As more organizations tap into the global market, international regulations have become a hot issue. U.S. manufacturing companies, small and large, have a duty to adhere to regulations based on the regions in which they operate.
While compliance with these regulatory measures are deemed by many as a way to help place security features around data, Canon’s research indicates that manufacturers have mixed feelings about the impact of these regulations: 69 percent of manufacturing respondents say external regulatory measures, like the General Data Protection Regulation (GDPR) implemented in 2018, have had a negative or very negative impact on their organization. As we look to 2020, it appears that compliance with security regulations will continue to be a challenge for manufacturers.
Head (and Wallet) in the Clouds
The cloud has quickly become a permanent and almost mandatory investment among companies, yet it still remains a mysterious entity for some. That hasn’t stopped cloud integration in to most of our personal lives, as well as enterprise technology ecosystems. The cloud is most often marketed as a storage-saving and a collaboration solution – but it can also serve as a hub for proprietary information, assuming that organizations put the right protectors in place.

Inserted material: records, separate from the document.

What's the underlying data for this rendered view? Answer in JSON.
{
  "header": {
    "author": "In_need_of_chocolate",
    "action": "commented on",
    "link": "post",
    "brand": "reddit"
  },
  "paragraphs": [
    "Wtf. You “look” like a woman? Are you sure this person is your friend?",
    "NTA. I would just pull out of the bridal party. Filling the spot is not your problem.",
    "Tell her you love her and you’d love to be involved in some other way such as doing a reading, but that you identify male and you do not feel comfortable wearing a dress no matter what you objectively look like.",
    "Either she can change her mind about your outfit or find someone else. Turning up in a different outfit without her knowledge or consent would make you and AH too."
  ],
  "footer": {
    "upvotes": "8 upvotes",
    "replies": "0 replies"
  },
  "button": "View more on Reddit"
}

It appears that manufacturers, specifically, understand the importance of protecting the cloud. Our survey found 62 percent of manufacturing respondents rated cloud security as the top cybersecurity investment for the coming year. Yet, only 25 percent said their organization is competent when it comes to cloud security technology. This underscores a critical issue that is shaping cybersecurity, as well as larger digital transformation, discussions: while it’s encouraging that companies are implementing new tools and protocols, if those within an organization have not been educated on how to manage it, the security framework of an organization may still be jeopardized.
The Financial Reality of Breach
Despite regular news stories of devastating cyberattacks, there appears to be a lack of understanding around the financial ramifications of a data breach. A whopping 94 percent of manufacturing IT professionals surveyed estimate that the financial damage of a cyberattack equates to 50 percent or less of annual revenue. However, the hard truth is that these costs can easily range between one to seven years – or more – worth of annual revenue, depending on the nature, size and scale of the breach, according to ABI Research.
This disconnect may also explain why 41 percent of manufacturing respondents say their dedicated cybersecurity budget is 5 percent or less of their overall budget. Understanding the full potential financial impact of a cyberattack may entice manufacturers to evaluate and increase their current security investment for 2020 and into the future, as cyber threats become more and more pertinent.
There are a lot of factors for manufacturers to consider when thinking about their cybersecurity agendas. Inevitably, organizations may need to increase their investments in security hardware, software, and employee training sooner rather than later so that they can be equipped for the next frontier of the digital workplace. Those organizations that get a jump start on safeguarding their enterprise can help set themselves up for long-term success.
*ABI Research collected the data from 1,015 respondents through an online survey conducted in April 2019. Respondents included IT decision-makers at the manager-, director- or C-level, from a full spectrum of U.S. companies, ranging from 500 to 5,000 employees, across multiple industries including Financial, Retail, Government, Manufacturing, e-Commerce, and Media, among others. The survey included 20 questions comprised of Likert-type, rating scale, rank order, and multiple-choice questions with additional options for open-ended answers.